Islands' deal with former Commerce secretary's company violated rules -- IG

Government officials in the Northern Mariana Islands violated ethics rules when they handed an almost $400,000 contract to the former Commerce secretary's new company, according to the Department of Interior's inspector general.

During the two years he was secretary of Commerce, Michael Ada managed the commonwealth's grants and projects under the American Recovery and Reinvestment Act. But last August, he told Gov. Benigno Fitial (R) that he intended to leave government, kick-starting discussions that led to the two developing a private contract for Ada's not-yet-formed company to manage the ARRA projects of the Commonwealth of the Northern Mariana Islands (CNMI).

Five days after Ada resigned as Commerce secretary, the government awarded the contract to his new company, Integrated Professional Services. Ada and his business partner did not obtain a business license until the next day; the day after that, the new company received a $78,418 check.

"Ada used information not generally available to the public for his own economic benefit. Only Fitial and Ada knew of the possibility of privatizing CNMI ARRA management until after they agreed to the framework of the deal," according to the report. "The ARRA management contract was never advertised, and the public did not know of the privatization of ARRA management until after IPS was awarded the contract."

The Interior IG partnered with CNMI's Office of Public Auditor in November to investigate the contract after media reports brought up ethical concerns. Despite the report's findings, the commonwealth's U.S. Attorney's Office has declined prosecution -- a fact that does not sit well with Delegate Gregorio Kilili Camacho Sablan (D).


In a statement, Sablan questioned whether Attorney General Edward Buckingham's part in the contract's approval presented a conflict of interest.

According to the IG report, Buckingham "acknowledged that ethics concerns existed" but felt that the need for a contract outweighed those concerns. Officials were worried that if Ada did not get the contract, they would be unable to timely comply with the ARRA's reporting requirements and would potentially lose some of the more $90 million in Recovery Act funding.

But Sablan said officials' behavior is a setback in the commonwealth's effort "to regain acceptance as part of the American political family."

"This is especially unfortunate at a time when the Commonwealth and its people continue to struggle economically and need the support of the federal government to protect those who are suffering," he said. "How can we expect more help to rebuild, when the generous assistance of the American people that is coming to us through the Recovery Act is siphoned off for the personal gain of a few individuals -- as the Inspector General reports?"

This is not the first time Fitial's name has come up in an ethics case. He was an ally of disgraced lobbyist Jack Abramoff, pushing for years to extend Abramoff's contract to represent the commonwealth. In his lobbying efforts, Abramoff fought congressional efforts to reform the islands' labor laws.

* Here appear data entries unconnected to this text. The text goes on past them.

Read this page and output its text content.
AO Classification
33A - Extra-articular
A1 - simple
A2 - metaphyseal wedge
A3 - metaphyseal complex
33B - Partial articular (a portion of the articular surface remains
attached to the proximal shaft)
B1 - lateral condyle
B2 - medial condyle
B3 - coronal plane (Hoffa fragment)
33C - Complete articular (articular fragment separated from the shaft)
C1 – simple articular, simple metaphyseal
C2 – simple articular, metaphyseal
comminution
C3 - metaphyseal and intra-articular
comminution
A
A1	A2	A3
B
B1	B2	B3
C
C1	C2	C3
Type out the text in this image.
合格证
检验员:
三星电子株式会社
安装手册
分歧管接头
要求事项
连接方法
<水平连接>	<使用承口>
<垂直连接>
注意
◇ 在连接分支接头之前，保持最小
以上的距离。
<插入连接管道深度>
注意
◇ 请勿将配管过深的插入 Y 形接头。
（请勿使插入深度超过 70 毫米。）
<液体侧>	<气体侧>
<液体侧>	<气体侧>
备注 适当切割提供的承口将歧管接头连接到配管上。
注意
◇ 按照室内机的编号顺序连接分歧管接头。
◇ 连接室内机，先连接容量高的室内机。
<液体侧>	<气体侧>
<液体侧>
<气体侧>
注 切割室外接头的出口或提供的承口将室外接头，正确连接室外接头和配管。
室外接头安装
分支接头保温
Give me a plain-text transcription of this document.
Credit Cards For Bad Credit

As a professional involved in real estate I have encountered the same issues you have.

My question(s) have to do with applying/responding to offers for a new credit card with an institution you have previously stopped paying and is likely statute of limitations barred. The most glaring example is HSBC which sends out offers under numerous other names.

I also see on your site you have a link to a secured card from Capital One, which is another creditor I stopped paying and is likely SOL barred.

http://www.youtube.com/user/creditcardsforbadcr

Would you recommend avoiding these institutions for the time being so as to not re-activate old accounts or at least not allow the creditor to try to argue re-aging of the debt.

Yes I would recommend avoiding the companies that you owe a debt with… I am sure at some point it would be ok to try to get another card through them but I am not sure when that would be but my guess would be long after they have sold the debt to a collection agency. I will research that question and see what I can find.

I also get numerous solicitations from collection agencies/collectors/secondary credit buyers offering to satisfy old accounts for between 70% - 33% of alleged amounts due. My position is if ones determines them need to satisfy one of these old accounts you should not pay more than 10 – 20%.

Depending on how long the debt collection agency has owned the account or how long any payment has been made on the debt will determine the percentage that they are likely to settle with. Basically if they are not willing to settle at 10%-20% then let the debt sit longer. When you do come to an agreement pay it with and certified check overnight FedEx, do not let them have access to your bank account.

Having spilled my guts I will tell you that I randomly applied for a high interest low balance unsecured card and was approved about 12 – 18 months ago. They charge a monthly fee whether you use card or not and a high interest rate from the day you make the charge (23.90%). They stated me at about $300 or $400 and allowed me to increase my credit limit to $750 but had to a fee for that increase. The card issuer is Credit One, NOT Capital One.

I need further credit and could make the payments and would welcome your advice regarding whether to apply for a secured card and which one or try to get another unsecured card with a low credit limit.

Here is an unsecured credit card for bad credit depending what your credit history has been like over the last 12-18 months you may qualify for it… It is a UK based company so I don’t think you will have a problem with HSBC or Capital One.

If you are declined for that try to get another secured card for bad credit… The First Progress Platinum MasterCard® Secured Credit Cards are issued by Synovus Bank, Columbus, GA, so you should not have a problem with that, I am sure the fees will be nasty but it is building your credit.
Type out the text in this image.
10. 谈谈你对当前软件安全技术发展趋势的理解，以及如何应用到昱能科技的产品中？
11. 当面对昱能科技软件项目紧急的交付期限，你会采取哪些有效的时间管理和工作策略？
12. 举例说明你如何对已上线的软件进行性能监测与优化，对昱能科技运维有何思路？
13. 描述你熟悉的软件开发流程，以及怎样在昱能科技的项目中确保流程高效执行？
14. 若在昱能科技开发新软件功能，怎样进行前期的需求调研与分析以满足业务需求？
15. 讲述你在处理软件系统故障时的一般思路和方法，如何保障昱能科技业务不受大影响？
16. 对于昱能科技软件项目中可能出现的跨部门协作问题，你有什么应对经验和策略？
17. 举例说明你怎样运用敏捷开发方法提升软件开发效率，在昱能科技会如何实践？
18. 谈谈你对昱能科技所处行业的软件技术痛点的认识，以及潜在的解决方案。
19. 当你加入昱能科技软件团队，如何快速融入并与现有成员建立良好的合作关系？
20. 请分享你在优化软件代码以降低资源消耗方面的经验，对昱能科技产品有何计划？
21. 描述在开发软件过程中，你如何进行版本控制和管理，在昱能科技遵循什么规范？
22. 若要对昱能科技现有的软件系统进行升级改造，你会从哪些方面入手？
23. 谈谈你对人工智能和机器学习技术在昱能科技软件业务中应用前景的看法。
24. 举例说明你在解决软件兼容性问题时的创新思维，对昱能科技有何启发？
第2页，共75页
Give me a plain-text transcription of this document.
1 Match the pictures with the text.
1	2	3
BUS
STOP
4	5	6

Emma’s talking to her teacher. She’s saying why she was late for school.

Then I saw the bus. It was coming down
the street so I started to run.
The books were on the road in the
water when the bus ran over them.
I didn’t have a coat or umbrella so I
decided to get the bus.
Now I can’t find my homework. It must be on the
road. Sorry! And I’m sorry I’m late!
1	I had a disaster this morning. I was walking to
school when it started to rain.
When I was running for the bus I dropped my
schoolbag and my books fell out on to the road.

According to the recent IG report, Fitial admitted to developing the IRS contract while Ada was in office. He also provided justifications for making it sole source, writing in an Oct. 6, 2010, memo to the director of procurement and supply that Ada "has extensive historical and current knowledge, as well as nonpublic information of all ARRA funds."

Fitial and other officials potentially violated multiple ethics rules with the contract, according to IG investigators. Ada's participation in drawing up the contract -- and the fact that it was awarded to his company five days after his resignation -- violated the one-year cooling-off period for government officials. Ada also violated rules that prohibit the use of a public position to obtain private benefit, negotiate for personal financial gain or use public office resources for seeking contracts, among others.

At publication time, the CNMI government offices were closed and unavailable for comment.